In 2011, Sellars directed a production of John Adams's opera Nixon in China for New York's Metropolitan Opera. In summer 2011 he directed the opera Griselda at the Santa Fe Opera in Santa Fe, New Mexico. Sellars wrote the libretto for Adams's opera Girls of the Golden West.

In the early 2010s, Sellars directed the staging of the Bach St. Matthew Passion and St. John Passion with the Berlin Philharmonic and Rundfunkchor, in collaboration with Sir Simon Rattle and Simon Halsey.

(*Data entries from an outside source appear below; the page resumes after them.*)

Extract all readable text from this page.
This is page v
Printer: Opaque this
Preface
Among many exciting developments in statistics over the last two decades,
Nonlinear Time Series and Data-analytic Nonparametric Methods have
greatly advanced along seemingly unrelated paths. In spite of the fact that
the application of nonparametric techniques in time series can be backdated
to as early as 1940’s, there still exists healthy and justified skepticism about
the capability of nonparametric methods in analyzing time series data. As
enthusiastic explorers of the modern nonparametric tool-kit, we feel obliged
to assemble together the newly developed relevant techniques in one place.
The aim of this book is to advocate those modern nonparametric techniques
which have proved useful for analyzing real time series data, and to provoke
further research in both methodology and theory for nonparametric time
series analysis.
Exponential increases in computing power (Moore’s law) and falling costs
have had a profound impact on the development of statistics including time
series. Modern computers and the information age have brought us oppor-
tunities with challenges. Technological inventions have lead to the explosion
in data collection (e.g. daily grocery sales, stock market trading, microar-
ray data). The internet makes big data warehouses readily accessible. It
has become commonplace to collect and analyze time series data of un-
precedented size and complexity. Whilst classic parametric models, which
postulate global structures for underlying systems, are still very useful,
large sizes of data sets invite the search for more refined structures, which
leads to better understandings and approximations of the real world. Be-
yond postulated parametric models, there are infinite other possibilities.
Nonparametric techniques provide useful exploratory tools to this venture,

In 2019, Sellars gave the keynote address at the Salzburg Festival. It coincided with his staging of Mozart's Idomeneo, conducted by Teodor Currentzis. Sellars is a professor at the University of California Los Angeles. In 2021, Sellars donated his archive to the Getty Research Institute.

==Reception==
Sellars was criticized for straying too far from composers' intentions in 1997 by György Ligeti.

In 1998, Sellars was awarded the Erasmus Prize for "combining in his original creations the European and American cultural traditions". In 2001, he was awarded the Harvard Arts Medal. In 2005, Sellars was awarded The Dorothy and Lillian Gish Prize, given annually to "a man or woman who has made an outstanding contribution to the beauty of the world and to mankind's enjoyment and understanding of life." In 2014, alongside Chuck Berry, Sellars was awarded the Polar Music Prize.

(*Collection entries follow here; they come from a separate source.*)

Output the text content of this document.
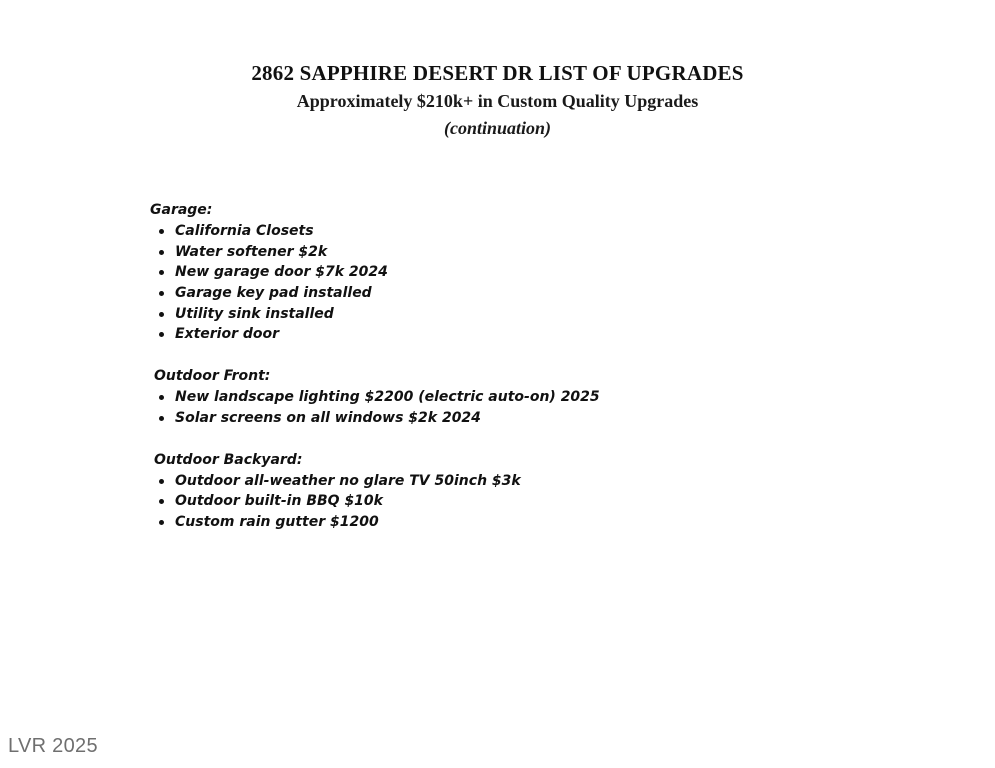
2862 SAPPHIRE DESERT DR LIST OF UPGRADES
Approximately $210k+ in Custom Quality Upgrades
(continuation)
Garage:
California Closets
Water softener $2k
New garage door $7k 2024
Garage key pad installed
Utility sink installed
Exterior door
Outdoor Front:
New landscape lighting $2200 (electric auto-on) 2025
Solar screens on all windows $2k 2024
Outdoor Backyard:
Outdoor all-weather no glare TV 50inch $3k
Outdoor built-in BBQ $10k
Custom rain gutter $1200
LVR 2025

The German soprano Elisabeth Schwarzkopf said of Sellars, "I have seen what he has done, and it is criminal. As my husband used to say, so far no one has dared go into the Louvre Museum to spray graffiti on the Mona Lisa, but some opera directors are spraying graffiti over masterpieces."

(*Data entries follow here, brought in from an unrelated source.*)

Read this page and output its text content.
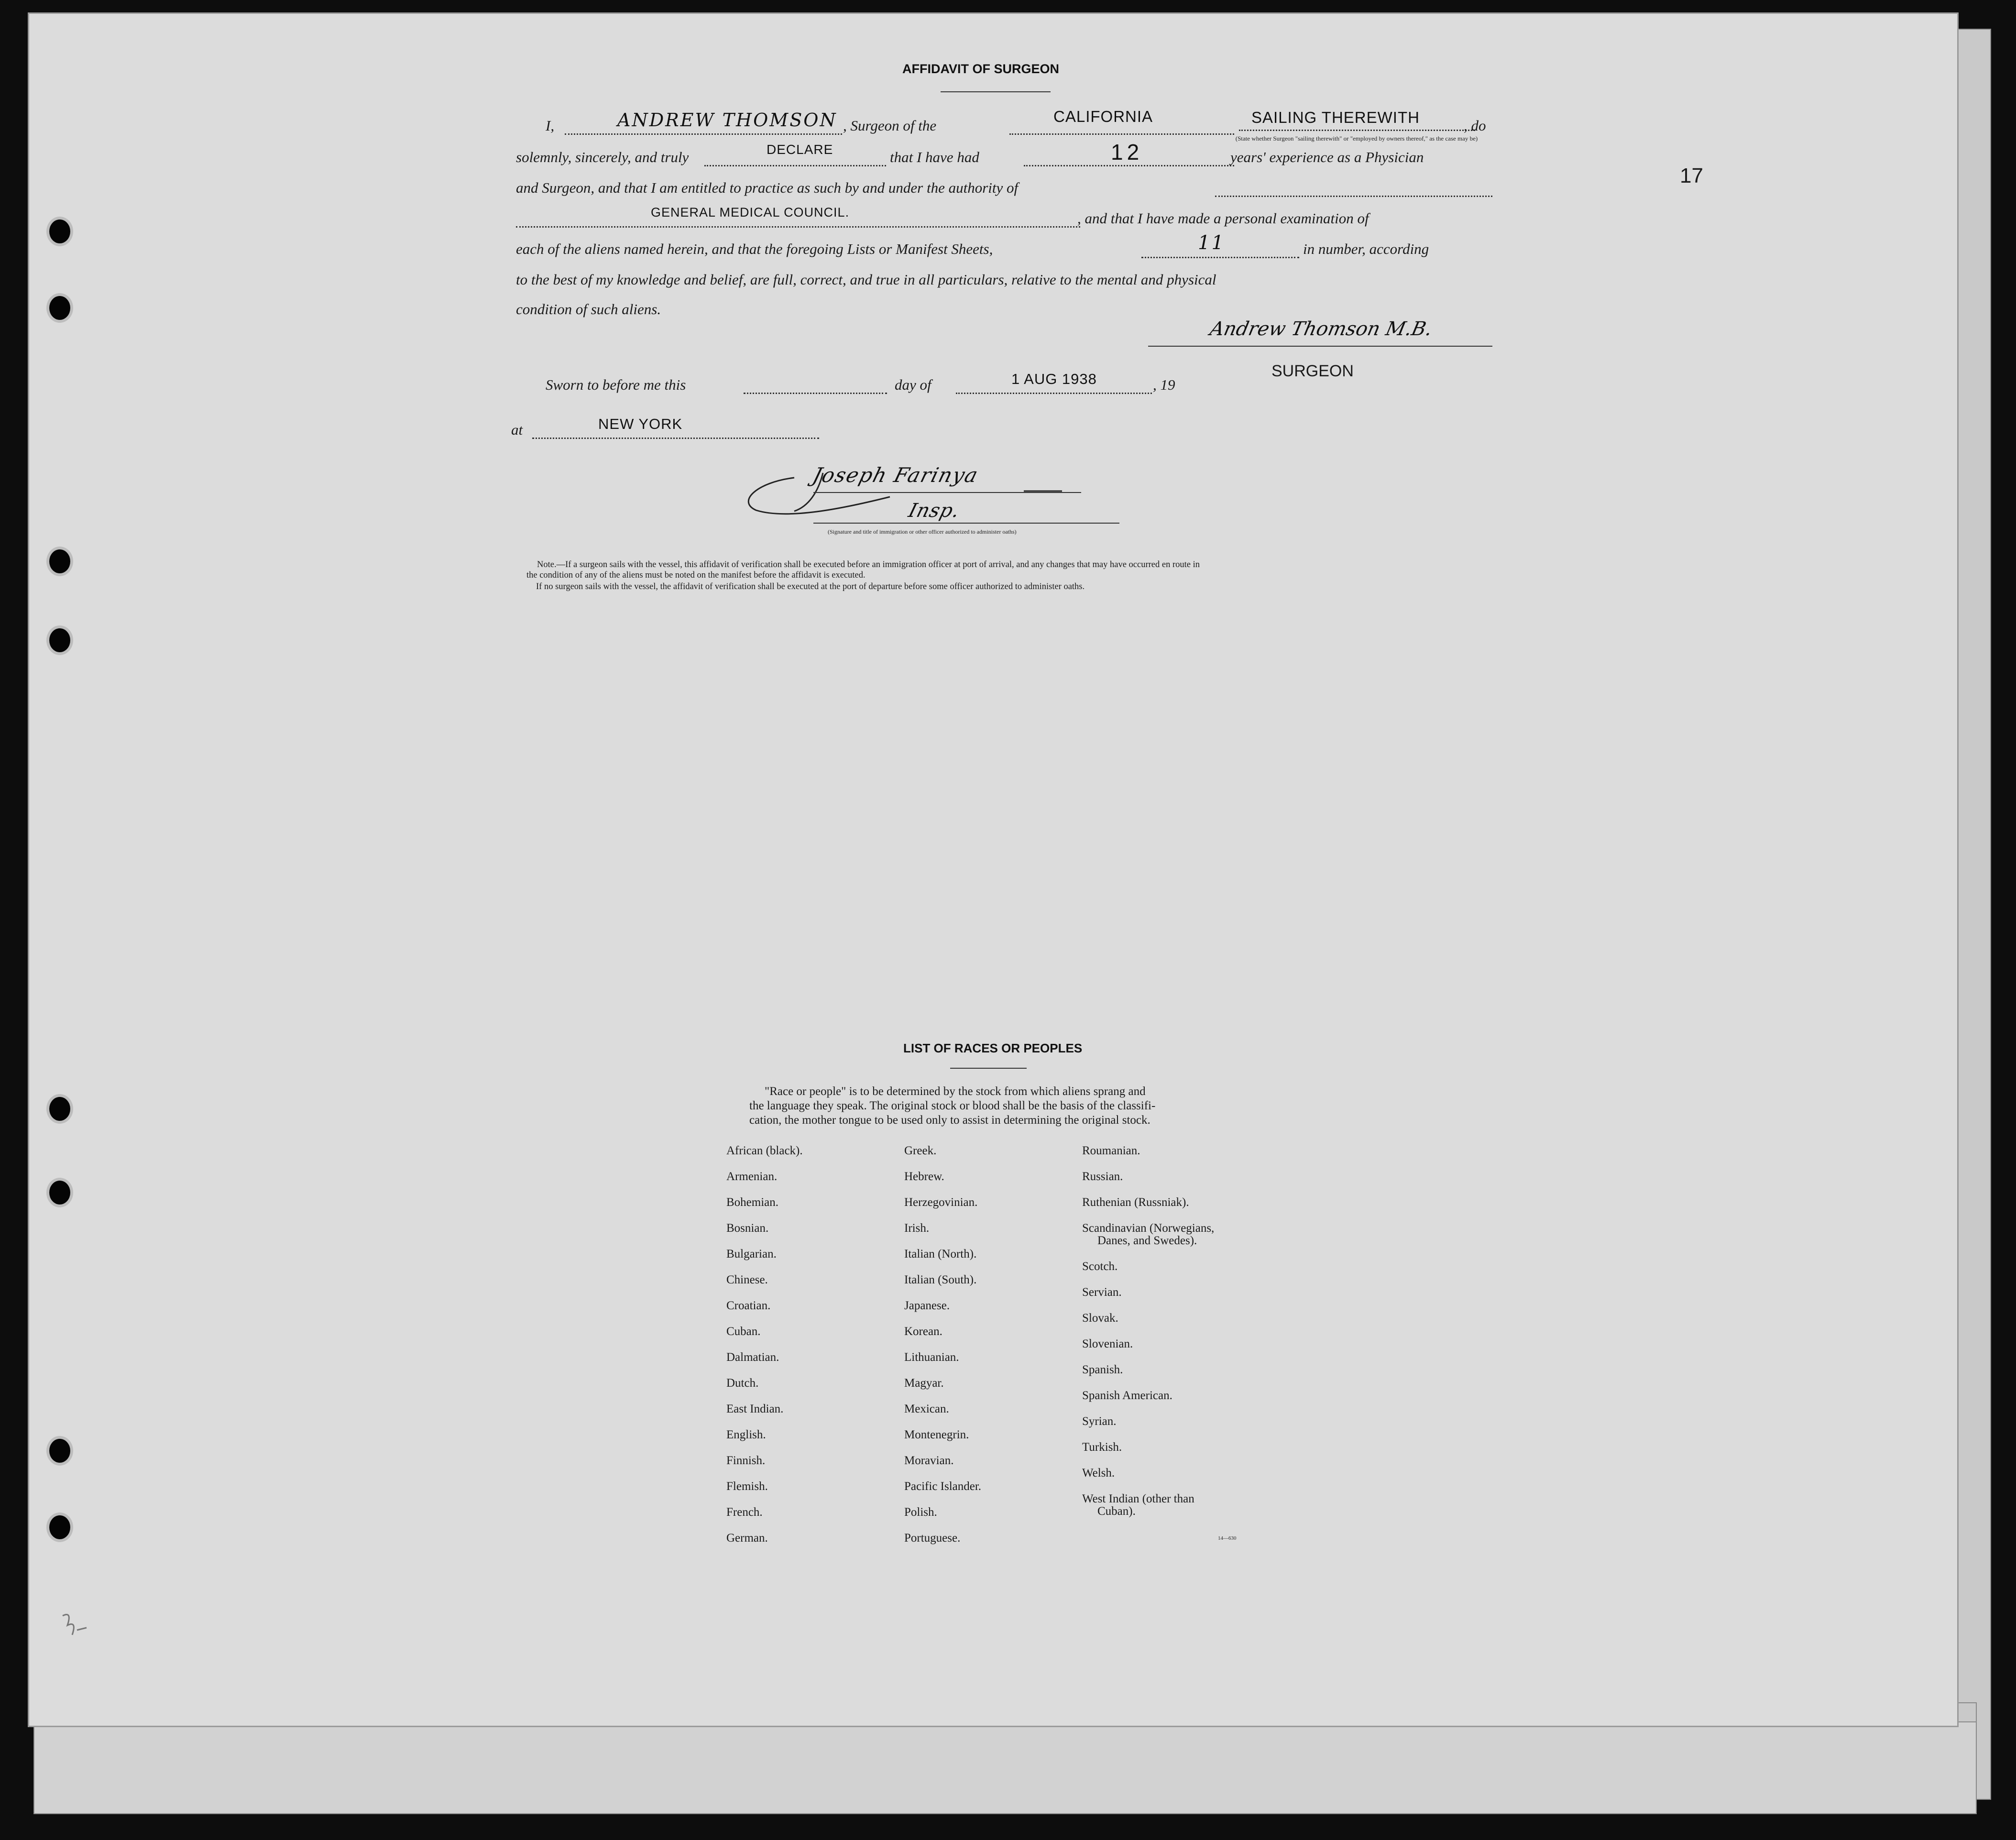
17
AFFIDAVIT OF SURGEON
I,	ANDREW THOMSON , Surgeon of the
CALIFORNIA	SAILING THEREWITH	, do
(State whether Surgeon "sailing therewith" or "employed by owners thereof," as the case may be)
solemnly, sincerely, and truly	DECLARE	that I have had	12	years' experience as a Physician
and Surgeon, and that I am entitled to practice as such by and under the authority of
GENERAL MEDICAL COUNCIL.	, and that I have made a personal examination of
each of the aliens named herein, and that the foregoing Lists or Manifest Sheets,	11	in number, according
to the best of my knowledge and belief, are full, correct, and true in all particulars, relative to the mental and physical
condition of such aliens.
Andrew Thomson M.B.
SURGEON
Sworn to before me this	day of	1 AUG 1938	, 19
at	NEW YORK
Joseph Farinya
Insp.
(Signature and title of immigration or other officer authorized to administer oaths)
Note.—If a surgeon sails with the vessel, this affidavit of verification shall be executed before an immigration officer at port of arrival, and any changes that may have occurred en route in
the condition of any of the aliens must be noted on the manifest before the affidavit is executed.
If no surgeon sails with the vessel, the affidavit of verification shall be executed at the port of departure before some officer authorized to administer oaths.
LIST OF RACES OR PEOPLES
"Race or people" is to be determined by the stock from which aliens sprang and
the language they speak. The original stock or blood shall be the basis of the classifi-
cation, the mother tongue to be used only to assist in determining the original stock.
African (black).
Armenian.
Bohemian.
Bosnian.
Bulgarian.
Chinese.
Croatian.
Cuban.
Dalmatian.
Dutch.
East Indian.
English.
Finnish.
Flemish.
French.
German.
Greek.
Hebrew.
Herzegovinian.
Irish.
Italian (North).
Italian (South).
Japanese.
Korean.
Lithuanian.
Magyar.
Mexican.
Montenegrin.
Moravian.
Pacific Islander.
Polish.
Portuguese.
Roumanian.
Russian.
Ruthenian (Russniak).
Scandinavian (Norwegians,
Danes, and Swedes).
Scotch.
Servian.
Slovak.
Slovenian.
Spanish.
Spanish American.
Syrian.
Turkish.
Welsh.
West Indian (other than
Cuban).
14—630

Sellars's long-time collaborator John Adams has called him an "intensely serious and sophisticated artist with the moral zeal of an abolitionist."

The Palestinian-American academic, literary critic and political activist Edward Said described Sellars as an "extraordinarily gifted man". In a 1989 review of Sellars's productions of Don Giovanni, Così fan tutte and The Marriage of Figaro, Said wrote that the "turns that Sellars rings on Mozart's courtly operas make you wonder why wooden delicacy and affectations of authenticity have satisfied us for so long. We learn through Sellars that they never did satisfy us, not just because their silly conventions leave Mozart untouched but also because they protect the laziness and incompetence of most opera companies." In 1996, Said characterized Sellars's Covent Garden staging of Hindemith's Mathis der Maler as "compelling and brilliant in conception" and "deliberately uncompromising in its appeal to a late-twentieth-century audience".